La FATCOA écrit au BEA
Vendredi 2 mars 2007, par // Commission Juridique
Suite logique du colloque sur la judiciarisation du contrôle aérien, des démarches ont été amorcées afin de renforcer la participation des contrôleurs aériens aux travaux du Bureau d’Enquête et d’Analyse pour la sécurité de l’aviation civile.
Souvenez-vous ! Le 2 octobre 2006, la FATCOA organisait pour la première fois un colloque sur la judiciarisation de notre profession en présence d’un représentant de tous les acteurs concernés. Cela avait été l’occasion pour notre association de mieux apprécier la situation mais aussi de dresser un constat assez édifiant, qui allait jeter les bases de notre politique d’actions en matière juridique : Les ICNA sont pratiquement absents de toute la chaine analytique qui se déroule suite à un accident aérien, que ce dernier implique ou pas le contrôle aérien !
En effet, 2 enquêtes bien distinctes sont alors menées : - l’enquête administrative (ou technique), menée par le BEA de façon indépendante pour déterminer les circonstances à des fins de prévention ; - l’enquête judiciaire, menée en parallèle par un magistrat afin de déterminer les responsabilités pénales.

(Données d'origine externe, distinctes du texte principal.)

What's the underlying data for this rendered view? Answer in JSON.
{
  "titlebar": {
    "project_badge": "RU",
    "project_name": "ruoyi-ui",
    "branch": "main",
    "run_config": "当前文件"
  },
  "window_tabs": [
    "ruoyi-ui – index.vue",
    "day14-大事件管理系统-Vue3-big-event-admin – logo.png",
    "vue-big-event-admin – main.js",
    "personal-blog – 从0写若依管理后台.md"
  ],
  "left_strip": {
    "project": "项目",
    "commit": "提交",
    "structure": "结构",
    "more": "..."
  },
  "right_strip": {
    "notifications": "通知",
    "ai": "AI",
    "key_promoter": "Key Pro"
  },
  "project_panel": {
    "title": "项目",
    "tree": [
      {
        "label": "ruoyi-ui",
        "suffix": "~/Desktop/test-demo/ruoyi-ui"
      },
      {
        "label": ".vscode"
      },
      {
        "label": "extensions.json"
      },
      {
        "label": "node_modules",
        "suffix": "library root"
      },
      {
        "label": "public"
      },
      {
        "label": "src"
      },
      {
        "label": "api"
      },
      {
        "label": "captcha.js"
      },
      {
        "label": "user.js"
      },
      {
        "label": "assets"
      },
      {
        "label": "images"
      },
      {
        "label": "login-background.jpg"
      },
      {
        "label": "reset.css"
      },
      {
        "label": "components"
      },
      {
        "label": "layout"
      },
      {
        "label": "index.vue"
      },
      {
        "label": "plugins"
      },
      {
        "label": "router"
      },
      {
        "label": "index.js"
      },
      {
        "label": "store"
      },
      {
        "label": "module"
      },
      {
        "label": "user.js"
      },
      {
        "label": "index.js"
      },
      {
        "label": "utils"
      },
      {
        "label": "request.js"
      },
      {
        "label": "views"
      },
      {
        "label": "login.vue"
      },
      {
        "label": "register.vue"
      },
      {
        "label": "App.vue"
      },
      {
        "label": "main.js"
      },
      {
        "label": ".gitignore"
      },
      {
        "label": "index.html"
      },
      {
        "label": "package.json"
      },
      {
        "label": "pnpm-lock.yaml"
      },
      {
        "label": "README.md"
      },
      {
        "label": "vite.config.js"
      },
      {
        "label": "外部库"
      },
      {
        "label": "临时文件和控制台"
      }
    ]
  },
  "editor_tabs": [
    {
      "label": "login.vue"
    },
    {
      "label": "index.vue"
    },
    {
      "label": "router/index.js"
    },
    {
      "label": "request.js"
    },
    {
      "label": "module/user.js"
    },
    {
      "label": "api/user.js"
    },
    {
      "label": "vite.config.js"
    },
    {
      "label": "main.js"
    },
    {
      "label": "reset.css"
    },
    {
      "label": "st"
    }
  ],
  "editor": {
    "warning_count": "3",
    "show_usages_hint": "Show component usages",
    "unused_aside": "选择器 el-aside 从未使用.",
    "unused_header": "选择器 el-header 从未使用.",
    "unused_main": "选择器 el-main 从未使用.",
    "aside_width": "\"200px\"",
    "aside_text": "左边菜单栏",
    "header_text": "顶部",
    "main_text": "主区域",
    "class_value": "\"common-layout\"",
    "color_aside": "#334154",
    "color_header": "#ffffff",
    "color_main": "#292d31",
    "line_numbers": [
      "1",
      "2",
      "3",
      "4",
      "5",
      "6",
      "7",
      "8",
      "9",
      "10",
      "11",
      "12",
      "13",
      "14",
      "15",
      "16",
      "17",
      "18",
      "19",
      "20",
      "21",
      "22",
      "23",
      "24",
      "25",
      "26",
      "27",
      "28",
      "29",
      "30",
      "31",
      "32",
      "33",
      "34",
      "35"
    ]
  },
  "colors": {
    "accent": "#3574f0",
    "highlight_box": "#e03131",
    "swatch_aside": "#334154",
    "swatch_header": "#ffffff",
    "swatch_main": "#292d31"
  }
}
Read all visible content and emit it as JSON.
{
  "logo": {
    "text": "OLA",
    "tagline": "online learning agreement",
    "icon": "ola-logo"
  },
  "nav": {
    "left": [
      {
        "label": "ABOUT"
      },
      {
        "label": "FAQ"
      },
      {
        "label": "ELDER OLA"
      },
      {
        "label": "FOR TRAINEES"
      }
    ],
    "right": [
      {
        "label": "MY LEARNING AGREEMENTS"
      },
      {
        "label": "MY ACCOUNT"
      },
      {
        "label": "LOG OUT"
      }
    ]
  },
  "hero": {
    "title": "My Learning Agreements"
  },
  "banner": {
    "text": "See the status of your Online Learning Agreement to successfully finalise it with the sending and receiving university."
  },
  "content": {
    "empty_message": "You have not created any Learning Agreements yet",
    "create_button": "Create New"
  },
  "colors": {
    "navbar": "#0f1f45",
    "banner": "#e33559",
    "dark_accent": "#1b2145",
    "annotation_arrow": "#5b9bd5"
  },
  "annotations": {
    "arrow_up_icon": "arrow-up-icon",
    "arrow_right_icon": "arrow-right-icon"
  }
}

Or, si la seconde est confidentielle pendant l’instruction, la première est, elle, rendue publique parfois même avant le procès. D’où le risque de voir l’enquête administrative servir de "super expertise technique" au magistrat instructeur, la spécificité de notre métier étant de nature à inciter toute personne extérieure au contrôle aérien et chargé d’enquête à se plonger dans ces rapports pour y voir plus clair.
A partir de là, une conclusion s’impose : l’enquête technique se doit de connaitre parfaitement les nombreuses règles de circulation aérienne, les rouages et méthodes de travail qui rythment le tambour du contrôle aérien. La participation d’ICNA aux travaux du BEA serait alors riche d’enseignements, non seulement pour les rédacteurs de l’enquête technique, mais aussi pour tous les ICNA qui travaillent étroitement avec le retour d’expérience et les recommandations qui s’en suivent.
Aussi la FATCOA a t-elle adressé un courrier au BEA pour poser les jalons d’une étroite collaboration qui pourrait amener sous peu les enquêteurs à faire appel aux compétences des contrôleurs aériens.
Gageons que cette démarche saura porter les fruits de la collaboration des services de l’aviation civile et sera un premier pas de franchi dans la tentative de notre association de faire que les ICNA soient mieux représentés dans les différents domaines qui les concernent.
Nous vous tiendrons informés de l’avancement des négociations et des conséquences qu’elles entraineront.